Because Marxists-Leninists have thrown moderation and caution to the winds, their initial aim actually was to achieve a better world. When it became clear that their doctrine did not help to achieve this they still continued this pretence.  If one rejects the myth of good intentions and the pretension to some kind of Marxist perfect knowledge, what remains is simply the will to power, the will to dominate. While racialism and communism are being worn down, a new threat has made its appearance.  It is Islamism, a distortion of the Muslim religion, which Robert Reilly explains in theological terms. Islamists proclaim that God's ways cannot be known because God is not bound by any reason or sentiment, but is a Will requiring meek human submission.

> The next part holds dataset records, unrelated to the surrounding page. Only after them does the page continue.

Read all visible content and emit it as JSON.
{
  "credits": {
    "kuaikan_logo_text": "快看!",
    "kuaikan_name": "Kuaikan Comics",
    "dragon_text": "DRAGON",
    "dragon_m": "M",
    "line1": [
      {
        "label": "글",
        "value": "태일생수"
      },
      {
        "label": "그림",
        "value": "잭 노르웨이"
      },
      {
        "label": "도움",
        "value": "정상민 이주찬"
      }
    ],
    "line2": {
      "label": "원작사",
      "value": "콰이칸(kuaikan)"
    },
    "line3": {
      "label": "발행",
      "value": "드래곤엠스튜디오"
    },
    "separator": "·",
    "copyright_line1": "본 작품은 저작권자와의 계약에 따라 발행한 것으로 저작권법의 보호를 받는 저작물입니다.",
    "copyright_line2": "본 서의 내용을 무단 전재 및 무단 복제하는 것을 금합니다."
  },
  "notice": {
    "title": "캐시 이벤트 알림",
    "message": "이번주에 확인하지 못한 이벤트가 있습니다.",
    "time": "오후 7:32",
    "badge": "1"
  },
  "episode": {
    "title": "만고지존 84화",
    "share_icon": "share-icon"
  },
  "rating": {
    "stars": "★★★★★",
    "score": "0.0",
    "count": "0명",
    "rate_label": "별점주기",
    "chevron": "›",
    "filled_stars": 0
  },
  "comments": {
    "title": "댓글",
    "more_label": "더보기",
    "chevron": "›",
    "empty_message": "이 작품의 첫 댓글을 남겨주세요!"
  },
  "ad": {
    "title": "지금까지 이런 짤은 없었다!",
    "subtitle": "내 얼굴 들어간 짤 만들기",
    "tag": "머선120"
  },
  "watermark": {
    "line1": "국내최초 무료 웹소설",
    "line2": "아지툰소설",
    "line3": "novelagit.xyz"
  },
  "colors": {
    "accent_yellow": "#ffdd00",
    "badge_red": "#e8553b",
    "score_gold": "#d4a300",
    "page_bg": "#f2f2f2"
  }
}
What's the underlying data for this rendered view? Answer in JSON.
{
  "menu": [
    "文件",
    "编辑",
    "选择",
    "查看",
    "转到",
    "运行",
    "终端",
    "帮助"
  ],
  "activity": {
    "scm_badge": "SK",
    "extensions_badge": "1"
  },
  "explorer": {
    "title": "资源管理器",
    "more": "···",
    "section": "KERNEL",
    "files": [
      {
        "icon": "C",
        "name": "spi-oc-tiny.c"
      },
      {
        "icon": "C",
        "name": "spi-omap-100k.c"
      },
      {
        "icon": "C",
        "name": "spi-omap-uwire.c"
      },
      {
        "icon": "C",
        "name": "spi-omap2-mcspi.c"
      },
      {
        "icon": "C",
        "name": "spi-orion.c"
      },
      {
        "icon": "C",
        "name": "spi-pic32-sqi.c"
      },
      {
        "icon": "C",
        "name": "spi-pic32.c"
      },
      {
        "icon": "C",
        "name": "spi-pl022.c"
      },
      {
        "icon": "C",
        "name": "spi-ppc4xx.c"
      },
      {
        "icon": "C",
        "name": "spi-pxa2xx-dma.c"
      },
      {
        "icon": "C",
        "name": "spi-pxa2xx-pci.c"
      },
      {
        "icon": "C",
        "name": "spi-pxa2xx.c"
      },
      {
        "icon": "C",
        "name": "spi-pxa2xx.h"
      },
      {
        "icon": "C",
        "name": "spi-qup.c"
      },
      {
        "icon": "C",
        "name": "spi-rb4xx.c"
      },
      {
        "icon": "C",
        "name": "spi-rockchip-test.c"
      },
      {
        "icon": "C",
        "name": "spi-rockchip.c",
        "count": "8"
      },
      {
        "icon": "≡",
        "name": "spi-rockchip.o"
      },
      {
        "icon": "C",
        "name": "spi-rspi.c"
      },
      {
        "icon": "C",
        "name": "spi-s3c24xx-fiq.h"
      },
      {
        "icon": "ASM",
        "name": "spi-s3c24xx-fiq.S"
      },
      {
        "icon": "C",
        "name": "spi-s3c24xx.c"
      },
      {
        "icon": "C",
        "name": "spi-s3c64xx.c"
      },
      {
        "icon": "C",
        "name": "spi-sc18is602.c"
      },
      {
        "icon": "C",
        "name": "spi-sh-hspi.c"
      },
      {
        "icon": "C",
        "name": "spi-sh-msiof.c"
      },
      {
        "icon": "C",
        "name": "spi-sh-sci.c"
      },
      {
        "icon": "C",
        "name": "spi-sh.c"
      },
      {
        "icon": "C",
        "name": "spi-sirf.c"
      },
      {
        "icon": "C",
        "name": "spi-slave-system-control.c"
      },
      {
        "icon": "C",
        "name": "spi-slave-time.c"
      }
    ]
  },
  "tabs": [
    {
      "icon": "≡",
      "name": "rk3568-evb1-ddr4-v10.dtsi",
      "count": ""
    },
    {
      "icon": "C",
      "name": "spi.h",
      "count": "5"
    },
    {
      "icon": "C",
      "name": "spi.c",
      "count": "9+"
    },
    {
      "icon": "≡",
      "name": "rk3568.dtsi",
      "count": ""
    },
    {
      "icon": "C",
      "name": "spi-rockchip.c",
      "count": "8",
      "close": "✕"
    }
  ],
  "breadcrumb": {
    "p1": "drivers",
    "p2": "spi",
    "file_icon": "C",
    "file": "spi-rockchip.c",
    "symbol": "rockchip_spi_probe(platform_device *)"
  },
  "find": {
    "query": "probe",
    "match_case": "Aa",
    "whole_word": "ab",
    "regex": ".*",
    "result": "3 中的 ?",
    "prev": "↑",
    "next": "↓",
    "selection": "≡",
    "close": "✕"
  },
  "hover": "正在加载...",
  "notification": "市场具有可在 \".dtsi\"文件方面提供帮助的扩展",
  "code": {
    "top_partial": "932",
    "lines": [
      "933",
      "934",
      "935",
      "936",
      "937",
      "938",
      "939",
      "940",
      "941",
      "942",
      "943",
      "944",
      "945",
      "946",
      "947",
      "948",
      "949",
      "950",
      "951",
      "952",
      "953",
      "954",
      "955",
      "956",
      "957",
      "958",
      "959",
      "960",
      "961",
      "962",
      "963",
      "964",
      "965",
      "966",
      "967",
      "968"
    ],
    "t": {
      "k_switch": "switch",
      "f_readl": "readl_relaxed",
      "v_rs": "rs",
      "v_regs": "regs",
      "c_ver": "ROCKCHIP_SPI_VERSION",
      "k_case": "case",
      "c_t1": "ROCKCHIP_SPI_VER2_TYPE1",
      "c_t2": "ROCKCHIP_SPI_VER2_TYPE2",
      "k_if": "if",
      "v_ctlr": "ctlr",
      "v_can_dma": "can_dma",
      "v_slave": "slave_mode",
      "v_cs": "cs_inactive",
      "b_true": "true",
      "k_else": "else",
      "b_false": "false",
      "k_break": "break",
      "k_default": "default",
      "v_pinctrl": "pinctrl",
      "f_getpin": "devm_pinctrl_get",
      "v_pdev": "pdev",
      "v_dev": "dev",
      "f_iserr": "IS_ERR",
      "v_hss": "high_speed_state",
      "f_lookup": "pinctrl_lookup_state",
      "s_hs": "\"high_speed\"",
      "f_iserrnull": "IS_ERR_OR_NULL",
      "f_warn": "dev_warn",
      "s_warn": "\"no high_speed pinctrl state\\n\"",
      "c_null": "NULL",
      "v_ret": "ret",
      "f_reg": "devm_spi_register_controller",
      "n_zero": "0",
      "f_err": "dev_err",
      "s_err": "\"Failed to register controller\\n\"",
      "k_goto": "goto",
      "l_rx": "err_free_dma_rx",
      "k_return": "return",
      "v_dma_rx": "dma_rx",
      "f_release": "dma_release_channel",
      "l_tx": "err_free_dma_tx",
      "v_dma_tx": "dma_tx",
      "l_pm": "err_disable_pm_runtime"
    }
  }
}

The question arises: Will for what?  The apparent answer is: God's will as expressed in the Koran.  But any text, including the Koran, requires interpretation and interpretation is by necessity based on reason and logic, here excluded so that we are left with a pure Will.  Worse, this pure Will can change so that submission can be expressed by a human being only by killing oneself and as many others as possible. The Islamist leaders, of course, do not themselves go and kill.  For them the will to unlimited power is contained in their ability to order the killing by others and of others.  It would seem that such an interpretation of religion is immoral and criminal and requires that all people of goodwill, whatever their beliefs, unite their strength to defeat such distortions.

The distortion may be expected as a consequence of one-sidedness, approaching life only from the aspect of the will. Surely, the will in human beings has to be continued with our capacity to reason as limited as that may be: in order to set aims for actions driven by will. And even reason has to be checked by human sentiments such as moderation and tolerance; in religious terms “love for our neighbour”. Human actions, hence, require the engagement of the whole human being to become reliable.


It follows that the will in combination with reason and sentiment must not be rejected. Its role is to help moral precepts to prevail and to defend human achievements. It will not do to allow crime to succeed. This struggle never ends.